Le sacre au bout de la nuit new-yorkaise
Il n'en reste plus qu'une. Après un mois de compétition, deux nations debout, un seul trophée à soulever. Ce dimanche 19 juillet au MetLife Stadium d'East Rutherford, l'Espagne et l'Argentine se disputent la Coupe du Monde 2026. Le vainqueur sera sacré champion du monde. Le perdant rentre les mains vides. La messe est dite, l'enjeu est total.
Le parcours de l'Espagne : une machine presque sans accroc
La Roja a traversé ce Mondial avec une maîtrise presque déconcertante. Sept matchs, six victoires, un seul nul — concédé dès l'entrée en lice face au Cap-Vert (0-0) —, et une seule réalisation encaissée en sept rencontres. Luis De la Fuente Castillo a bâti une équipe solide, difficile à pénétrer et redoutablement efficace dès qu'elle accélère.
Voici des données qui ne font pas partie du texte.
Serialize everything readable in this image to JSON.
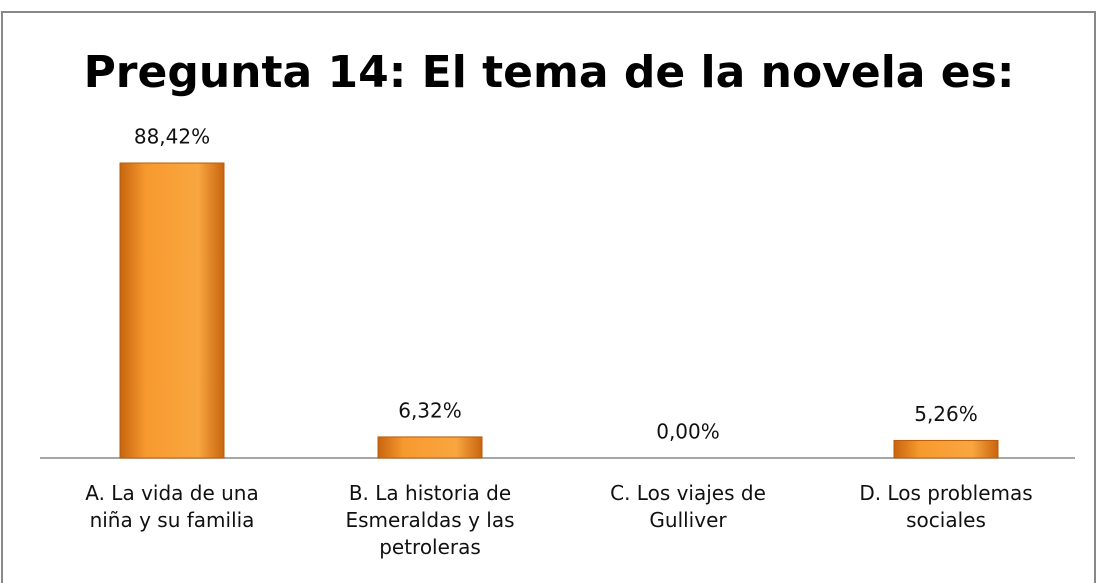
{
  "chart_data": {
    "type": "bar",
    "title": "Pregunta 14:  El tema de la novela es:",
    "categories": [
      "A. La vida de una niña y su familia",
      "B. La historia de Esmeraldas y las petroleras",
      "C. Los viajes de Gulliver",
      "D. Los problemas sociales"
    ],
    "values": [
      88.42,
      6.32,
      0,
      5.26
    ],
    "value_labels": [
      "88,42%",
      "6,32%",
      "0,00%",
      "5,26%"
    ],
    "color": "#f79a2e"
  }
}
Le chemin espagnol a été jalonné de performances convaincantes. Après une entrée poussive, la Roja a déroulé face à l'Arabie Saoudite (4-0), puis s'est imposée avec sérieux contre l'Uruguay (1-0). La phase à élimination directe a confirmé la hiérarchie : Autriche balayée (3-0), Portugal éliminé dans la douleur (1-0), Belgique écartée (2-1), et enfin une demi-finale maîtrisée face à la France (2-0). Au total, 13 buts inscrits, dont 5 pour Mikel Oyarzabal, véritable bourreau des surfaces dans ce tournoi. Pedro Porro (2 buts), Mikel Merino (2 buts), Lamine Yamal (1 but), Álex Baena (1 but) et Fabián Ruiz (1 but) ont également contribué à cette moisson offensive.
Le parcours de l'Argentine : sept sur sept, une force brute
De l'autre côté, l'Albiceleste a signé un parcours sans faute en phase de victoires : sept matchs, sept victoires. Lionel Scaloni a vu ses hommes composer avec une générosité offensive rare — 19 buts inscrits en sept rencontres —, au prix toutefois d'une défense plus sollicitée, avec 7 buts encaissés.
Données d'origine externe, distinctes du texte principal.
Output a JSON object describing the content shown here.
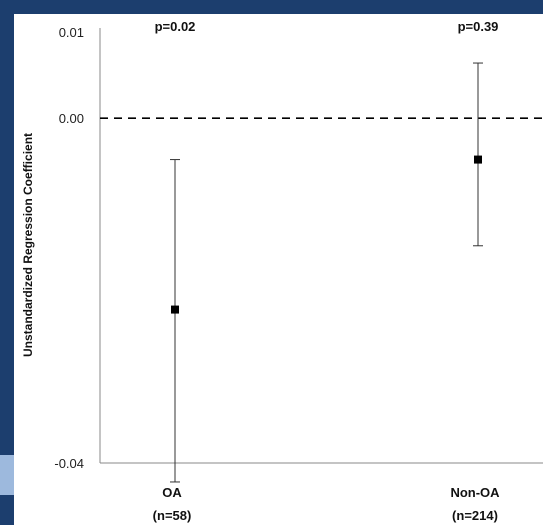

L'Argentine a dominé son groupe J sans trembler, écartant l'Algérie (3-0), l'Autriche (2-0) et la Jordanie (3-1). En phase éliminatoire, le chemin fut plus escarpé : victoires étriquées contre le Cap-Vert (3-2) et l'Égypte (3-2), avant de retrouver de l'aisance contre la Suisse (3-1) en quart. En demi-finale, l'Angleterre a été battue (2-1) dans un match haletant. Pilier offensif absolu de cette campagne, Lionel Messi totalise 8 buts dans le tournoi. Lautaro Martínez (3 buts), Enzo Fernández (2 buts), Julián Alvarez (1 but), Alexis Mac Allister (1 but), Giovani Lo Celso (1 but), Lisandro Martínez (1 but) et Cristian Romero (1 but) complètent un tableau de chasse collectif impressionnant.
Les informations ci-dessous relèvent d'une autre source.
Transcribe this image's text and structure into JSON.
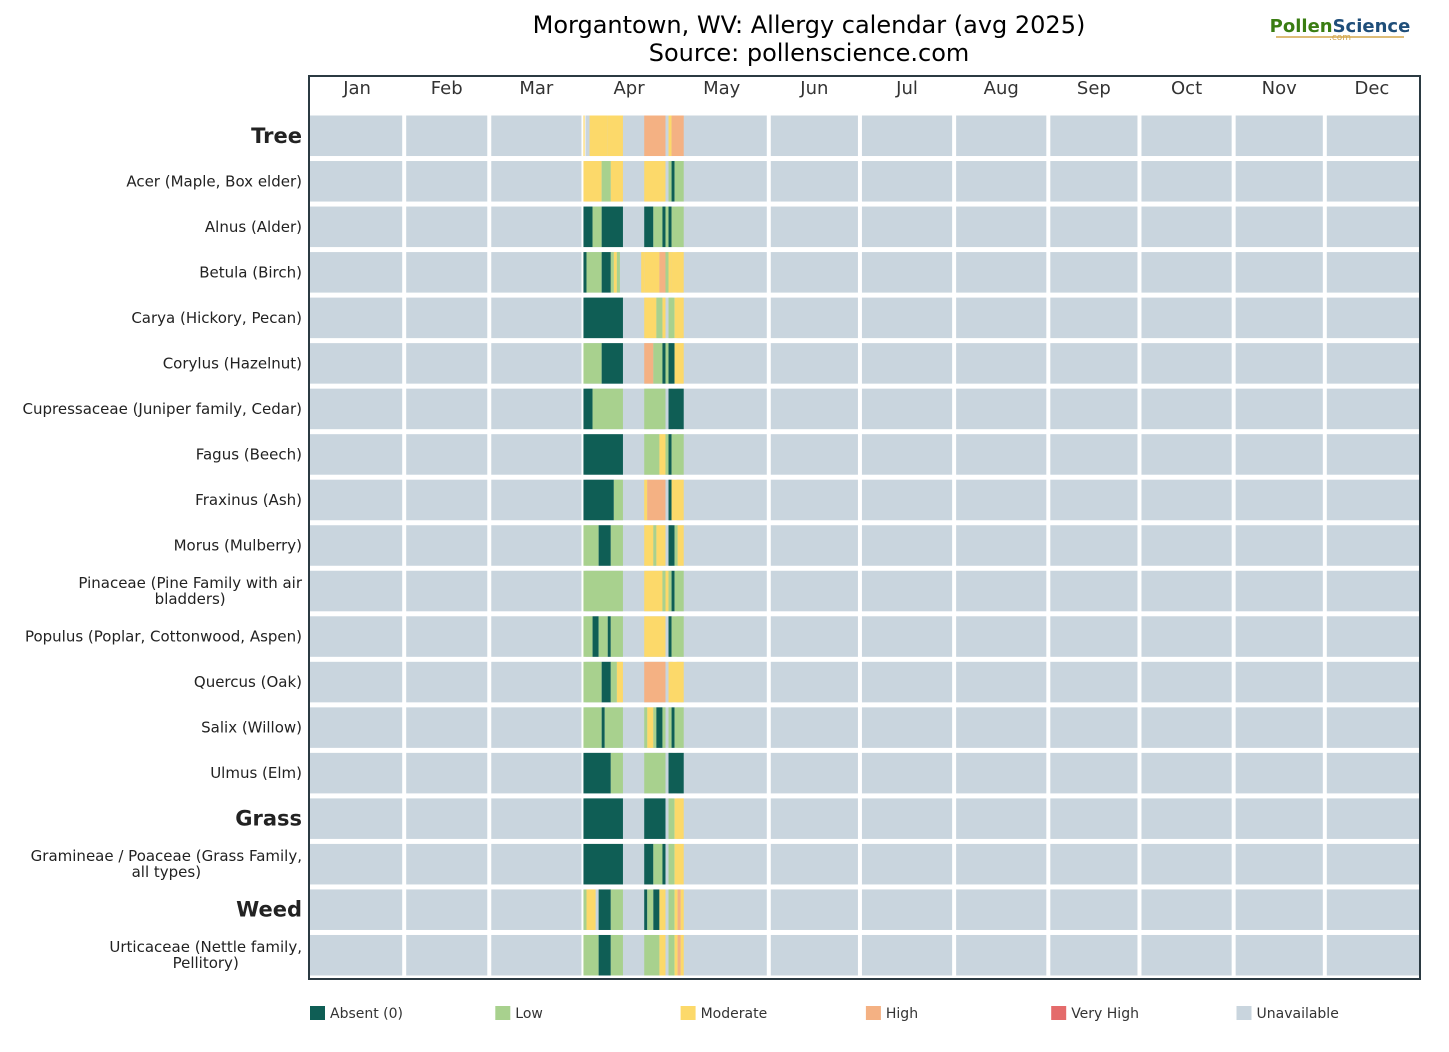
{
  "chart_data": {
    "type": "heatmap",
    "title": "Morgantown, WV: Allergy calendar (avg 2025)",
    "subtitle": "Source: pollenscience.com",
    "logo": {
      "part1": "Pollen",
      "part2": "Science",
      "sub": ".com"
    },
    "months": [
      "Jan",
      "Feb",
      "Mar",
      "Apr",
      "May",
      "Jun",
      "Jul",
      "Aug",
      "Sep",
      "Oct",
      "Nov",
      "Dec"
    ],
    "levels": [
      {
        "key": "A",
        "label": "Absent (0)",
        "color": "#0f5e55"
      },
      {
        "key": "L",
        "label": "Low",
        "color": "#a8d18e"
      },
      {
        "key": "M",
        "label": "Moderate",
        "color": "#fcd96a"
      },
      {
        "key": "H",
        "label": "High",
        "color": "#f4b183"
      },
      {
        "key": "V",
        "label": "Very High",
        "color": "#e46b6b"
      },
      {
        "key": "U",
        "label": "Unavailable",
        "color": "#c9d5de"
      }
    ],
    "rows": [
      {
        "label": "Tree",
        "group": true,
        "segments": [
          [
            90,
            0,
            "M"
          ],
          [
            92,
            6,
            "M"
          ],
          [
            98,
            5,
            "M"
          ],
          [
            110,
            7,
            "H"
          ],
          [
            118,
            1,
            "M"
          ],
          [
            119,
            4,
            "H"
          ]
        ]
      },
      {
        "label": "Acer (Maple, Box elder)",
        "group": false,
        "segments": [
          [
            90,
            6,
            "M"
          ],
          [
            96,
            3,
            "L"
          ],
          [
            99,
            4,
            "M"
          ],
          [
            110,
            7,
            "M"
          ],
          [
            118,
            1,
            "L"
          ],
          [
            119,
            1,
            "A"
          ],
          [
            120,
            3,
            "L"
          ]
        ]
      },
      {
        "label": "Alnus (Alder)",
        "group": false,
        "segments": [
          [
            90,
            3,
            "A"
          ],
          [
            93,
            3,
            "L"
          ],
          [
            96,
            7,
            "A"
          ],
          [
            110,
            3,
            "A"
          ],
          [
            113,
            3,
            "L"
          ],
          [
            116,
            1,
            "A"
          ],
          [
            117,
            1,
            "L"
          ],
          [
            118,
            1,
            "A"
          ],
          [
            119,
            4,
            "L"
          ]
        ]
      },
      {
        "label": "Betula (Birch)",
        "group": false,
        "segments": [
          [
            90,
            1,
            "A"
          ],
          [
            91,
            5,
            "L"
          ],
          [
            96,
            3,
            "A"
          ],
          [
            99,
            1,
            "L"
          ],
          [
            100,
            1,
            "M"
          ],
          [
            101,
            1,
            "L"
          ],
          [
            109,
            1,
            "M"
          ],
          [
            110,
            5,
            "M"
          ],
          [
            115,
            2,
            "H"
          ],
          [
            117,
            1,
            "L"
          ],
          [
            118,
            1,
            "M"
          ],
          [
            119,
            4,
            "M"
          ]
        ]
      },
      {
        "label": "Carya (Hickory, Pecan)",
        "group": false,
        "segments": [
          [
            90,
            13,
            "A"
          ],
          [
            110,
            4,
            "M"
          ],
          [
            114,
            2,
            "L"
          ],
          [
            116,
            1,
            "M"
          ],
          [
            118,
            2,
            "L"
          ],
          [
            120,
            3,
            "M"
          ]
        ]
      },
      {
        "label": "Corylus (Hazelnut)",
        "group": false,
        "segments": [
          [
            90,
            1,
            "L"
          ],
          [
            91,
            5,
            "L"
          ],
          [
            96,
            7,
            "A"
          ],
          [
            110,
            3,
            "H"
          ],
          [
            113,
            3,
            "L"
          ],
          [
            116,
            1,
            "A"
          ],
          [
            117,
            1,
            "L"
          ],
          [
            118,
            2,
            "A"
          ],
          [
            120,
            3,
            "M"
          ]
        ]
      },
      {
        "label": "Cupressaceae (Juniper family, Cedar)",
        "group": false,
        "segments": [
          [
            90,
            3,
            "A"
          ],
          [
            93,
            10,
            "L"
          ],
          [
            110,
            7,
            "L"
          ],
          [
            118,
            5,
            "A"
          ]
        ]
      },
      {
        "label": "Fagus (Beech)",
        "group": false,
        "segments": [
          [
            90,
            13,
            "A"
          ],
          [
            110,
            5,
            "L"
          ],
          [
            115,
            2,
            "M"
          ],
          [
            117,
            1,
            "L"
          ],
          [
            118,
            1,
            "A"
          ],
          [
            119,
            4,
            "L"
          ]
        ]
      },
      {
        "label": "Fraxinus (Ash)",
        "group": false,
        "segments": [
          [
            90,
            10,
            "A"
          ],
          [
            100,
            3,
            "L"
          ],
          [
            110,
            1,
            "M"
          ],
          [
            111,
            6,
            "H"
          ],
          [
            118,
            1,
            "A"
          ],
          [
            119,
            4,
            "M"
          ]
        ]
      },
      {
        "label": "Morus (Mulberry)",
        "group": false,
        "segments": [
          [
            90,
            1,
            "L"
          ],
          [
            91,
            4,
            "L"
          ],
          [
            95,
            4,
            "A"
          ],
          [
            99,
            4,
            "L"
          ],
          [
            110,
            3,
            "M"
          ],
          [
            113,
            1,
            "L"
          ],
          [
            114,
            3,
            "M"
          ],
          [
            118,
            2,
            "A"
          ],
          [
            120,
            1,
            "L"
          ],
          [
            121,
            2,
            "M"
          ]
        ]
      },
      {
        "label": "Pinaceae (Pine Family with air bladders)",
        "group": false,
        "segments": [
          [
            90,
            13,
            "L"
          ],
          [
            110,
            6,
            "M"
          ],
          [
            116,
            1,
            "L"
          ],
          [
            117,
            1,
            "M"
          ],
          [
            118,
            1,
            "L"
          ],
          [
            119,
            1,
            "A"
          ],
          [
            120,
            3,
            "L"
          ]
        ]
      },
      {
        "label": "Populus (Poplar, Cottonwood, Aspen)",
        "group": false,
        "segments": [
          [
            90,
            3,
            "L"
          ],
          [
            93,
            2,
            "A"
          ],
          [
            95,
            3,
            "L"
          ],
          [
            98,
            1,
            "A"
          ],
          [
            99,
            4,
            "L"
          ],
          [
            110,
            7,
            "M"
          ],
          [
            118,
            1,
            "A"
          ],
          [
            119,
            4,
            "L"
          ]
        ]
      },
      {
        "label": "Quercus (Oak)",
        "group": false,
        "segments": [
          [
            90,
            6,
            "L"
          ],
          [
            96,
            3,
            "A"
          ],
          [
            99,
            2,
            "L"
          ],
          [
            101,
            2,
            "M"
          ],
          [
            110,
            7,
            "H"
          ],
          [
            118,
            5,
            "M"
          ]
        ]
      },
      {
        "label": "Salix (Willow)",
        "group": false,
        "segments": [
          [
            90,
            6,
            "L"
          ],
          [
            96,
            1,
            "A"
          ],
          [
            97,
            6,
            "L"
          ],
          [
            110,
            1,
            "L"
          ],
          [
            111,
            2,
            "M"
          ],
          [
            113,
            1,
            "L"
          ],
          [
            114,
            2,
            "A"
          ],
          [
            116,
            1,
            "L"
          ],
          [
            118,
            1,
            "L"
          ],
          [
            119,
            1,
            "A"
          ],
          [
            120,
            3,
            "L"
          ]
        ]
      },
      {
        "label": "Ulmus (Elm)",
        "group": false,
        "segments": [
          [
            90,
            9,
            "A"
          ],
          [
            99,
            4,
            "L"
          ],
          [
            110,
            7,
            "L"
          ],
          [
            118,
            5,
            "A"
          ]
        ]
      },
      {
        "label": "Grass",
        "group": true,
        "segments": [
          [
            90,
            13,
            "A"
          ],
          [
            110,
            7,
            "A"
          ],
          [
            118,
            2,
            "L"
          ],
          [
            120,
            3,
            "M"
          ]
        ]
      },
      {
        "label": "Gramineae / Poaceae (Grass Family, all types)",
        "group": false,
        "segments": [
          [
            90,
            13,
            "A"
          ],
          [
            110,
            3,
            "A"
          ],
          [
            113,
            3,
            "L"
          ],
          [
            116,
            1,
            "A"
          ],
          [
            118,
            2,
            "L"
          ],
          [
            120,
            3,
            "M"
          ]
        ]
      },
      {
        "label": "Weed",
        "group": true,
        "segments": [
          [
            90,
            1,
            "L"
          ],
          [
            91,
            3,
            "M"
          ],
          [
            95,
            4,
            "A"
          ],
          [
            99,
            4,
            "L"
          ],
          [
            110,
            1,
            "A"
          ],
          [
            111,
            2,
            "L"
          ],
          [
            113,
            2,
            "A"
          ],
          [
            115,
            2,
            "M"
          ],
          [
            118,
            2,
            "L"
          ],
          [
            120,
            1,
            "M"
          ],
          [
            121,
            1,
            "H"
          ],
          [
            122,
            1,
            "M"
          ]
        ]
      },
      {
        "label": "Urticaceae (Nettle family, Pellitory)",
        "group": false,
        "segments": [
          [
            90,
            1,
            "L"
          ],
          [
            91,
            4,
            "L"
          ],
          [
            95,
            4,
            "A"
          ],
          [
            99,
            4,
            "L"
          ],
          [
            110,
            5,
            "L"
          ],
          [
            115,
            2,
            "M"
          ],
          [
            118,
            2,
            "L"
          ],
          [
            120,
            1,
            "M"
          ],
          [
            121,
            1,
            "H"
          ],
          [
            122,
            1,
            "M"
          ]
        ]
      }
    ]
  }
}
Un face-à-face historique, une finale inédite
Aussi surprenant que cela puisse paraître, cette finale est la toute première entre l'Espagne et l'Argentine dans l'histoire de la Coupe du Monde. Les deux géants ne s'y étaient croisés qu'une seule fois en compétition officielle : en phase de groupes du Mondial 1966, où l'Argentine s'était imposée 2-1. Tous leurs autres duels avaient été des rencontres amicales — et non des moindres : en 2010 à Buenos Aires, une Argentine emmenée par Lionel Messi avait humilié la Roja 4-1 ; en 2018 à Madrid, l'Espagne avait rendu la monnaie de la pièce avec fracas, s'imposant 6-1 grâce notamment à un triplé d'Isco. Avec six victoires chacune et deux nuls en quatorze confrontations au total, l'équilibre historique entre les deux nations est parfait. Il ne pouvait y avoir meilleur contexte pour les départager une bonne fois pour toutes.